Exotic species have no predators hence they grow very rapidly. Example- The prickly pear cactus introduced into Australia and the invasive cactus was brought under control only after a cactus-feeding moth was introduced in the country.
(ii) Interaction either among individuals of same species or between individuals of different species. It is generally believed that competition occurs when closely related species compete for same resources. For instance, in some shallow South American Lakes visiting flamingos and resident fishes compete for their common food, the zooplankton in the lake.
(b) Mutualism confers benefits on both the interacting species. For example, Mycorrhizae is an association between a fungus and roots of higher plants. The fungus helps the plant to absorb the essential nutrients from the soil whereas plant provides the fungus with energy-yielding carbohydrates.
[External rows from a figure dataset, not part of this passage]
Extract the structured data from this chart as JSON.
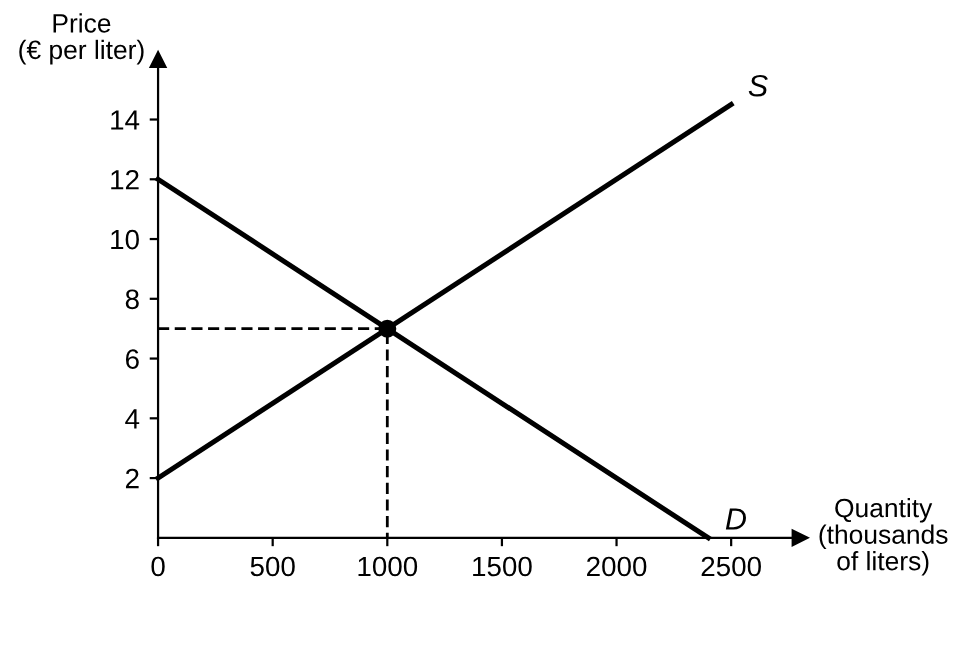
{
  "chart_data": {
    "type": "line",
    "ylabel": "Price\n(€ per liter)",
    "xlabel": "Quantity\n(thousands\nof liters)",
    "series": [
      {
        "x": [
          0,
          2500
        ],
        "values": [
          2,
          14.5
        ],
        "color": "#000000",
        "line_style": "solid"
      },
      {
        "x": [
          0,
          2400
        ],
        "values": [
          12,
          0
        ],
        "color": "#000000",
        "line_style": "solid"
      },
      {
        "x": [
          0,
          1000,
          1000
        ],
        "values": [
          7,
          7,
          0
        ],
        "color": "#000000",
        "line_style": "dashed"
      },
      {
        "type": "scatter",
        "x": [
          1000
        ],
        "values": [
          7
        ],
        "color": "#000000",
        "marker": "circle"
      }
    ],
    "annotations": [
      {
        "text": "S",
        "x": 2500,
        "y": 14.5
      },
      {
        "text": "D",
        "x": 2400,
        "y": 0
      }
    ],
    "xlim": [
      0,
      2800
    ],
    "ylim": [
      0,
      16
    ],
    "xticks": [
      0,
      500,
      1000,
      1500,
      2000,
      2500
    ],
    "yticks": [
      2,
      4,
      6,
      8,
      10,
      12,
      14
    ],
    "grid": false,
    "legend": false
  }
}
Animal-Plant associations often involve co-evolution of mutualists. The evolutions of the flower and its pollinator species are tightly linked to each other like the fig trees and wasps (pollinator). The fig species can be pollinated only by its partner wasp species. The female wasp uses the fruit not only for laying the egg but also uses the developing seeds of the fruit as nourishment for its larvae and while doing this, it pollinates the inflorescence.
Succession is a process that starts where no living organisms are there – these could be areas where no living organisms ever existed (primary succession) or in the areas that somehow lost all the living organisms that existed there (secondary succession).
Ecological successions in a newly created pond by primary succession –
• There must be soil for the establishment of a new biotic community of diverse organisms.
• The establishment of a new biotic community is generally slow. Depending mostly on climate, it takes hundreds to thousands of years to produce soil on barren rock.
• The pioneer species invade a bare area. In primary succession in water, these are small phytoplanktons.
• These are replaced by rooted submerged plants, rooted floating angiosperms followed by free-floating plants.
• Then there occurs read-swam, marsh-meadow, scrub and trees.
• The climax is finally a forest. With time the water body is converted into land.
Such succession is called Hydrarch succession as it takes place in wetter areas and the successional series progress from hydric to the mesic conditions.